Lancaster Colony booked an increase in sales today (20 August), supported by organic growth and M&A, but the company's earning growth trailed top line gains.

The US company revealed that full-year net sales increased 6.1% to US$1.1bn. Excluding the contribution of the recently acquired flatbread maker Flatout, sales were up 4.8%.

Lancaster said operating income rose at a slower pace of 1.7%, increasing to $154.9m in the period. Margins were down 75 basis points on the prior year. Lancaster cited “dressing production capacity constraints” and “higher freight costs” for the constriction as well as lower pricing in foodservice and transaction expenses related to the Flatout deal.

However, chairman and CEO John Gerlach, Jr., said that the group saw “improved” operating margins in the fourth quarter and stressed that the company completed its dressing capacity expansion project "midway" through the year.

He said: "The completion of our dressing capacity expansion project midway through our fiscal year and the acquisition of the Flatout flatbread business in our third quarter were notable investments as we look towards future growth opportunities.
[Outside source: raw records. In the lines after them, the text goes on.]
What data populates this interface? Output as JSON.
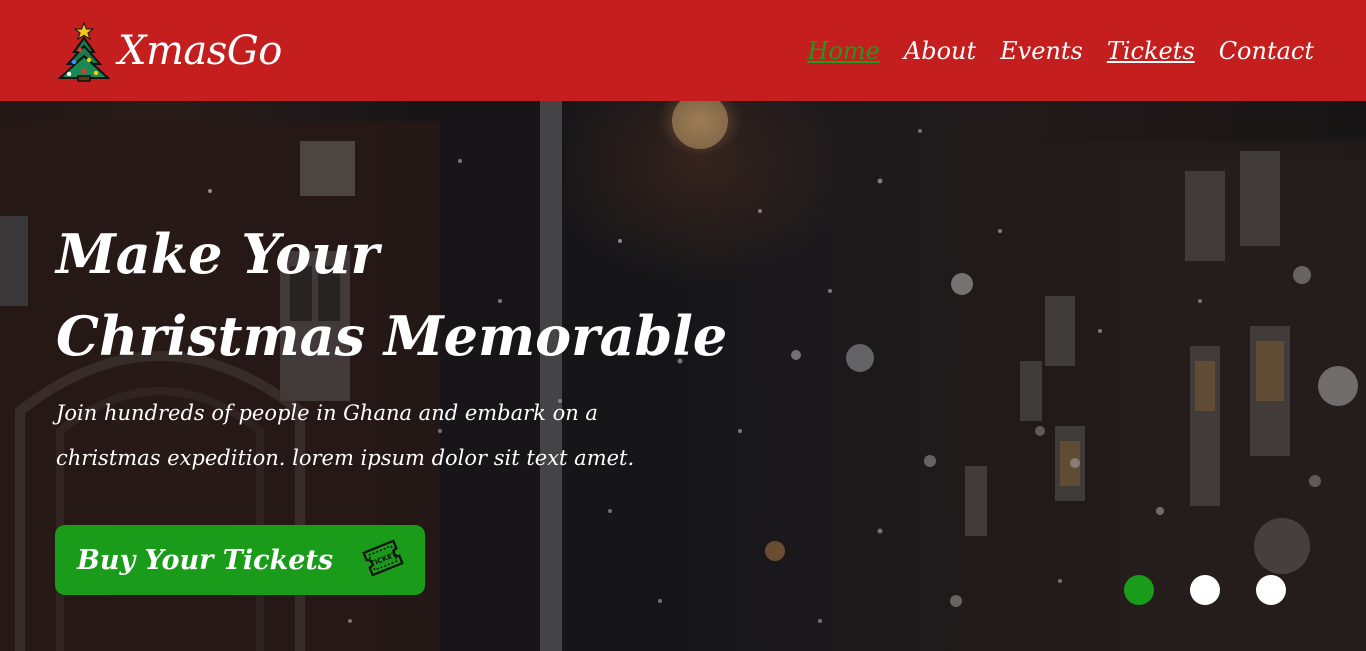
{
  "brand": {
    "name": "XmasGo",
    "logo_icon": "christmas-tree-icon"
  },
  "nav": {
    "items": [
      {
        "label": "Home",
        "state": "active"
      },
      {
        "label": "About",
        "state": "normal"
      },
      {
        "label": "Events",
        "state": "normal"
      },
      {
        "label": "Tickets",
        "state": "underlined"
      },
      {
        "label": "Contact",
        "state": "normal"
      }
    ]
  },
  "hero": {
    "title_line1": "Make Your",
    "title_line2": "Christmas Memorable",
    "subtitle": "Join hundreds of people in Ghana and embark on a christmas expedition. lorem ipsum dolor sit text amet.",
    "cta_label": "Buy Your Tickets",
    "cta_icon": "ticket-icon",
    "cta_icon_text": "TICKET"
  },
  "slider": {
    "count": 3,
    "active_index": 0
  },
  "colors": {
    "navbar_bg": "#c41e1e",
    "accent_green": "#1a9b1a",
    "text": "#ffffff"
  }
}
Our focus on product innovation, consumer trends and customer service led to gains in both our retail and foodservice channels this past year, lifting our speciality foods segment to another year of record sales."

Net earnings totalled $101.7m, versus net profit of $101m in fiscal 2014. However, adjusting for discontinued operations, last year's net income totaled $75m including a loss of approximately $44m on the sale of Lancaster's candle operations.